# Grilled Mahi Mahi With Roasted Raspberry Chipotle Sauce



## Ol-blue (Mar 14, 2008)

I like to use the Fischer & Wieser Roasted Raspberry Chipotle Sauce from Costco with this recipe. It's so good and my husband even liked this fish.
Enjoy! Debbie

GRILLED MAHI MAHI WITH ROASTED RASPBERRY CHIPOTLE SAUCE 







MAHI MAHI
ROASTED RASPBERRY CHIPOTLE SAUCE
_____

Marinate Mahi Mahi in Roasted Raspberry Chipotle Sauce for at least 2 hours in the refridgerator.
Cook Mahi Mahi on a medium hot BBQ grill that has been coated with oil.
Cook fish until done, turning fish over one time.
During last few minutes of cooking, baste with Roasted Raspberry Chipotle Sauce.
_____


----------



## mbasiszta (Apr 1, 2008)

Great looking meal. Thanks. The green side dish looks like a dish I discovered in Hawaii.

HOT GREEN BEAN SALAD

Ingredients:
4 slices bacon (I use more)
1/3 cup shallots or green onions (minced)(I use a full cup)
2 Tablespoons tarragon vinegar (I make my own, which is pretty strong, and use more)
1 teaspoon Dijon mustard (I use a lot more)
1 pound green beans, julienned (French-style cut)
Salt and Pepper to taste
2 Tablespoons chives or parsley, chopped (I use cilantro).

Method:
In a large cast iron skillet, fry the bacon until crisp. Drain, then break into bits. Set aside. In the bacon fat, sauté shallots or scallions 'til tender. Stir in vinegar and mustard. Cook the beans in boiling salted water 5 to 6 minutes. Drain the beans, pat dry and toss with the mixture in the skillet. Toss well until desired coating of the green beans is accomplished. Season with salt and pepper (I let the person eating the dish do this, as I like very little salt but a lot of pepper). The recipe calls for sprinkling the salad with the bacon and chives or parsley. I put the bacon in with the skillet mixture along with the beans and stir it all up. The cilantro I put on top.  Serve warm. Serves 2 to 4.

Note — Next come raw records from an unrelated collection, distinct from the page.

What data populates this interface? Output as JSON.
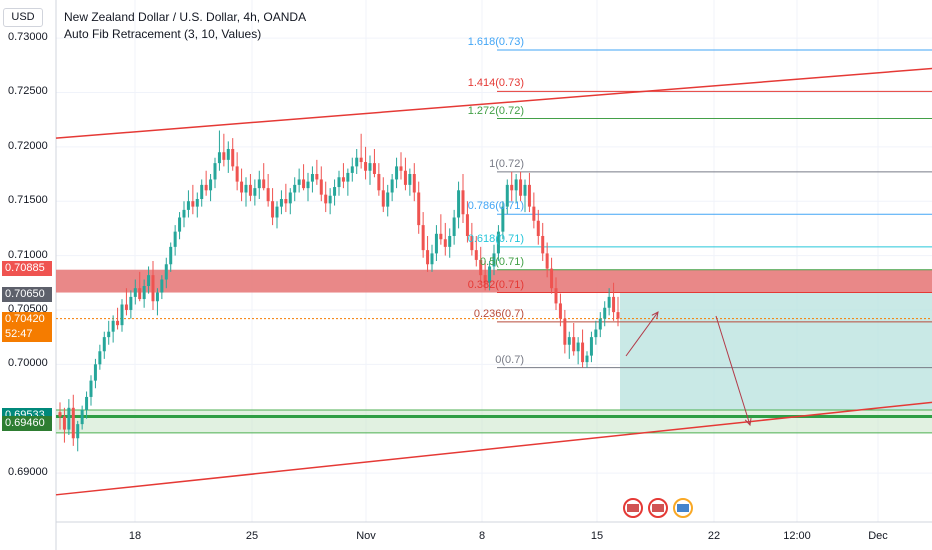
{
  "header": {
    "currency": "USD",
    "title": "New Zealand Dollar / U.S. Dollar, 4h, OANDA",
    "indicator": "Auto Fib Retracement (3, 10, Values)"
  },
  "colors": {
    "up": "#26a69a",
    "down": "#ef5350",
    "trend": "#e53935",
    "supply_zone": "#e57373",
    "demand_zone": "#c8e6c9",
    "target_zone": "#b2dfdb",
    "grid": "#f0f3fa"
  },
  "chart_data": {
    "type": "candlestick",
    "title": "New Zealand Dollar / U.S. Dollar, 4h, OANDA",
    "ylim": [
      0.6855,
      0.7335
    ],
    "y_ticks": [
      "0.73000",
      "0.72500",
      "0.72000",
      "0.71500",
      "0.71000",
      "0.70500",
      "0.70000",
      "0.69000"
    ],
    "x_ticks": [
      "18",
      "25",
      "Nov",
      "8",
      "15",
      "22",
      "12:00",
      "Dec"
    ],
    "price_tags": [
      {
        "label": "0.70885",
        "value": 0.70885,
        "color": "#ef5350"
      },
      {
        "label": "0.70650",
        "value": 0.7065,
        "color": "#5d606b"
      },
      {
        "label": "0.70420",
        "value": 0.7042,
        "color": "#f57c00"
      },
      {
        "label": "52:47",
        "value": 0.7028,
        "color": "#f57c00"
      },
      {
        "label": "0.69533",
        "value": 0.69533,
        "color": "#00897b"
      },
      {
        "label": "0.69460",
        "value": 0.6946,
        "color": "#2e7d32"
      }
    ],
    "current_price": 0.7042,
    "fib_levels": [
      {
        "label": "1.618(0.73)",
        "value": 0.7289,
        "color": "#42a5f5"
      },
      {
        "label": "1.414(0.73)",
        "value": 0.7251,
        "color": "#e53935"
      },
      {
        "label": "1.272(0.72)",
        "value": 0.7226,
        "color": "#43a047"
      },
      {
        "label": "1(0.72)",
        "value": 0.7177,
        "color": "#787b86"
      },
      {
        "label": "0.786(0.71)",
        "value": 0.7138,
        "color": "#42a5f5"
      },
      {
        "label": "0.618(0.71)",
        "value": 0.7108,
        "color": "#26c6da"
      },
      {
        "label": "0.5(0.71)",
        "value": 0.7087,
        "color": "#43a047"
      },
      {
        "label": "0.382(0.71)",
        "value": 0.7066,
        "color": "#e53935"
      },
      {
        "label": "0.236(0.7)",
        "value": 0.7039,
        "color": "#b84a3a"
      },
      {
        "label": "0(0.7)",
        "value": 0.6997,
        "color": "#787b86"
      }
    ],
    "zones": [
      {
        "name": "supply",
        "from": 0.7066,
        "to": 0.7087
      },
      {
        "name": "demand",
        "from": 0.6937,
        "to": 0.6958
      },
      {
        "name": "target",
        "from": 0.6958,
        "to": 0.7066
      }
    ],
    "trendlines": [
      {
        "from": [
          0,
          0.7208
        ],
        "to": [
          1,
          0.7272
        ]
      },
      {
        "from": [
          0,
          0.688
        ],
        "to": [
          1,
          0.6965
        ]
      }
    ],
    "candles_ohlc": [
      [
        0.6956,
        0.6965,
        0.694,
        0.6952
      ],
      [
        0.6952,
        0.696,
        0.6928,
        0.694
      ],
      [
        0.694,
        0.6968,
        0.6935,
        0.696
      ],
      [
        0.696,
        0.6972,
        0.6925,
        0.6932
      ],
      [
        0.6932,
        0.6948,
        0.692,
        0.6945
      ],
      [
        0.6945,
        0.6962,
        0.694,
        0.6958
      ],
      [
        0.6958,
        0.6975,
        0.695,
        0.697
      ],
      [
        0.697,
        0.699,
        0.6962,
        0.6985
      ],
      [
        0.6985,
        0.7005,
        0.6978,
        0.7
      ],
      [
        0.7,
        0.7018,
        0.6995,
        0.7012
      ],
      [
        0.7012,
        0.703,
        0.7005,
        0.7025
      ],
      [
        0.7025,
        0.704,
        0.7018,
        0.703
      ],
      [
        0.703,
        0.7045,
        0.702,
        0.704
      ],
      [
        0.704,
        0.7052,
        0.7032,
        0.7036
      ],
      [
        0.7036,
        0.706,
        0.703,
        0.7055
      ],
      [
        0.7055,
        0.707,
        0.7045,
        0.705
      ],
      [
        0.705,
        0.7068,
        0.7042,
        0.7062
      ],
      [
        0.7062,
        0.7078,
        0.7055,
        0.707
      ],
      [
        0.707,
        0.7085,
        0.7058,
        0.706
      ],
      [
        0.706,
        0.7078,
        0.7052,
        0.7072
      ],
      [
        0.7072,
        0.709,
        0.7065,
        0.7082
      ],
      [
        0.7082,
        0.7095,
        0.705,
        0.7058
      ],
      [
        0.7058,
        0.707,
        0.7045,
        0.7066
      ],
      [
        0.7066,
        0.7082,
        0.706,
        0.7078
      ],
      [
        0.7078,
        0.7098,
        0.707,
        0.7092
      ],
      [
        0.7092,
        0.7112,
        0.7085,
        0.7108
      ],
      [
        0.7108,
        0.7128,
        0.71,
        0.7122
      ],
      [
        0.7122,
        0.714,
        0.7115,
        0.7135
      ],
      [
        0.7135,
        0.715,
        0.7126,
        0.7142
      ],
      [
        0.7142,
        0.716,
        0.7135,
        0.715
      ],
      [
        0.715,
        0.7165,
        0.7138,
        0.7145
      ],
      [
        0.7145,
        0.7158,
        0.7135,
        0.7152
      ],
      [
        0.7152,
        0.717,
        0.7145,
        0.7165
      ],
      [
        0.7165,
        0.7178,
        0.7155,
        0.716
      ],
      [
        0.716,
        0.7175,
        0.715,
        0.717
      ],
      [
        0.717,
        0.719,
        0.7162,
        0.7185
      ],
      [
        0.7185,
        0.7215,
        0.7178,
        0.7195
      ],
      [
        0.7195,
        0.7212,
        0.7182,
        0.7188
      ],
      [
        0.7188,
        0.7205,
        0.7176,
        0.7198
      ],
      [
        0.7198,
        0.7208,
        0.7178,
        0.7182
      ],
      [
        0.7182,
        0.7195,
        0.716,
        0.7168
      ],
      [
        0.7168,
        0.718,
        0.715,
        0.7158
      ],
      [
        0.7158,
        0.7172,
        0.7145,
        0.7165
      ],
      [
        0.7165,
        0.7175,
        0.715,
        0.7155
      ],
      [
        0.7155,
        0.717,
        0.7146,
        0.7162
      ],
      [
        0.7162,
        0.7178,
        0.7152,
        0.717
      ],
      [
        0.717,
        0.7185,
        0.716,
        0.7162
      ],
      [
        0.7162,
        0.7175,
        0.7145,
        0.715
      ],
      [
        0.715,
        0.7162,
        0.7128,
        0.7135
      ],
      [
        0.7135,
        0.715,
        0.7125,
        0.7145
      ],
      [
        0.7145,
        0.716,
        0.7138,
        0.7152
      ],
      [
        0.7152,
        0.7166,
        0.714,
        0.7148
      ],
      [
        0.7148,
        0.7162,
        0.7138,
        0.7158
      ],
      [
        0.7158,
        0.7172,
        0.715,
        0.7165
      ],
      [
        0.7165,
        0.718,
        0.7158,
        0.717
      ],
      [
        0.717,
        0.7184,
        0.716,
        0.7162
      ],
      [
        0.7162,
        0.7176,
        0.715,
        0.7168
      ],
      [
        0.7168,
        0.7182,
        0.7158,
        0.7175
      ],
      [
        0.7175,
        0.7188,
        0.7165,
        0.717
      ],
      [
        0.717,
        0.7182,
        0.715,
        0.7156
      ],
      [
        0.7156,
        0.7168,
        0.714,
        0.7148
      ],
      [
        0.7148,
        0.7162,
        0.7138,
        0.7155
      ],
      [
        0.7155,
        0.717,
        0.7146,
        0.7163
      ],
      [
        0.7163,
        0.7178,
        0.7155,
        0.7172
      ],
      [
        0.7172,
        0.7185,
        0.7162,
        0.7168
      ],
      [
        0.7168,
        0.718,
        0.7155,
        0.7176
      ],
      [
        0.7176,
        0.719,
        0.7168,
        0.7182
      ],
      [
        0.7182,
        0.7198,
        0.7175,
        0.719
      ],
      [
        0.719,
        0.7212,
        0.718,
        0.7186
      ],
      [
        0.7186,
        0.72,
        0.717,
        0.7178
      ],
      [
        0.7178,
        0.7192,
        0.7165,
        0.7185
      ],
      [
        0.7185,
        0.7198,
        0.7172,
        0.7175
      ],
      [
        0.7175,
        0.7185,
        0.7155,
        0.716
      ],
      [
        0.716,
        0.7172,
        0.714,
        0.7145
      ],
      [
        0.7145,
        0.7165,
        0.7136,
        0.7158
      ],
      [
        0.7158,
        0.7175,
        0.715,
        0.717
      ],
      [
        0.717,
        0.719,
        0.7162,
        0.7182
      ],
      [
        0.7182,
        0.7195,
        0.717,
        0.7178
      ],
      [
        0.7178,
        0.719,
        0.716,
        0.7165
      ],
      [
        0.7165,
        0.718,
        0.7155,
        0.7175
      ],
      [
        0.7175,
        0.7185,
        0.715,
        0.7158
      ],
      [
        0.7158,
        0.7168,
        0.712,
        0.7128
      ],
      [
        0.7128,
        0.714,
        0.7098,
        0.7105
      ],
      [
        0.7105,
        0.7118,
        0.7085,
        0.7092
      ],
      [
        0.7092,
        0.711,
        0.7085,
        0.7102
      ],
      [
        0.7102,
        0.7128,
        0.7095,
        0.712
      ],
      [
        0.712,
        0.7138,
        0.711,
        0.7115
      ],
      [
        0.7115,
        0.713,
        0.71,
        0.7108
      ],
      [
        0.7108,
        0.7125,
        0.7098,
        0.7118
      ],
      [
        0.7118,
        0.7142,
        0.711,
        0.7135
      ],
      [
        0.7135,
        0.7168,
        0.7125,
        0.716
      ],
      [
        0.716,
        0.7175,
        0.713,
        0.7138
      ],
      [
        0.7138,
        0.715,
        0.7112,
        0.7118
      ],
      [
        0.7118,
        0.713,
        0.71,
        0.7105
      ],
      [
        0.7105,
        0.7118,
        0.709,
        0.7096
      ],
      [
        0.7096,
        0.7108,
        0.7075,
        0.7082
      ],
      [
        0.7082,
        0.7095,
        0.7068,
        0.7075
      ],
      [
        0.7075,
        0.7095,
        0.7068,
        0.709
      ],
      [
        0.709,
        0.711,
        0.7082,
        0.7102
      ],
      [
        0.7102,
        0.7128,
        0.7095,
        0.7122
      ],
      [
        0.7122,
        0.715,
        0.7115,
        0.7145
      ],
      [
        0.7145,
        0.717,
        0.7138,
        0.7165
      ],
      [
        0.7165,
        0.7177,
        0.715,
        0.716
      ],
      [
        0.716,
        0.7175,
        0.7148,
        0.717
      ],
      [
        0.717,
        0.7177,
        0.715,
        0.7155
      ],
      [
        0.7155,
        0.717,
        0.714,
        0.7165
      ],
      [
        0.7165,
        0.7176,
        0.714,
        0.7145
      ],
      [
        0.7145,
        0.7158,
        0.7125,
        0.7132
      ],
      [
        0.7132,
        0.7142,
        0.711,
        0.7118
      ],
      [
        0.7118,
        0.713,
        0.7095,
        0.7102
      ],
      [
        0.7102,
        0.7112,
        0.708,
        0.7088
      ],
      [
        0.7088,
        0.7098,
        0.7065,
        0.707
      ],
      [
        0.707,
        0.708,
        0.705,
        0.7056
      ],
      [
        0.7056,
        0.7065,
        0.7035,
        0.7042
      ],
      [
        0.7042,
        0.705,
        0.701,
        0.7018
      ],
      [
        0.7018,
        0.703,
        0.7005,
        0.7025
      ],
      [
        0.7025,
        0.7038,
        0.7008,
        0.7012
      ],
      [
        0.7012,
        0.7025,
        0.7,
        0.702
      ],
      [
        0.702,
        0.7032,
        0.6997,
        0.7002
      ],
      [
        0.7002,
        0.7012,
        0.6997,
        0.7008
      ],
      [
        0.7008,
        0.703,
        0.7002,
        0.7025
      ],
      [
        0.7025,
        0.704,
        0.7018,
        0.7032
      ],
      [
        0.7032,
        0.7048,
        0.7025,
        0.7042
      ],
      [
        0.7042,
        0.7058,
        0.7035,
        0.7052
      ],
      [
        0.7052,
        0.707,
        0.7045,
        0.7062
      ],
      [
        0.7062,
        0.7075,
        0.704,
        0.7048
      ],
      [
        0.7048,
        0.7062,
        0.7035,
        0.7042
      ]
    ]
  }
}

Recipe from Kona Kitchens, 1992.


----------



## LEFSElover (Apr 3, 2008)

that's it, I'm now starving.  I don't know how easy it'll be to get mahi mahi, maybe at TJ's frozen?  but when I find it, I'm gonna make this.  love the green bean idea too......thanks for sharing and the photo's, again, my favorite part, helps me see how it's supposed to look


----------



## LEFSElover (Apr 3, 2008)

Ol-blue said:


> I like to use the Fischer & Wieser Roasted Raspberry Chipotle Sauce from Costco with this recipe. It's so good and my husband even liked this fish.


Debbie, is there a way I could get you to tell me what the flavor is like of the sauce?  My question is because I don't go to costco usually and don't even know if my card is still good there.  maybe there's a replacement for that particular sauce or a home made version I can do at home, please, if you could, comment, thank you.............


----------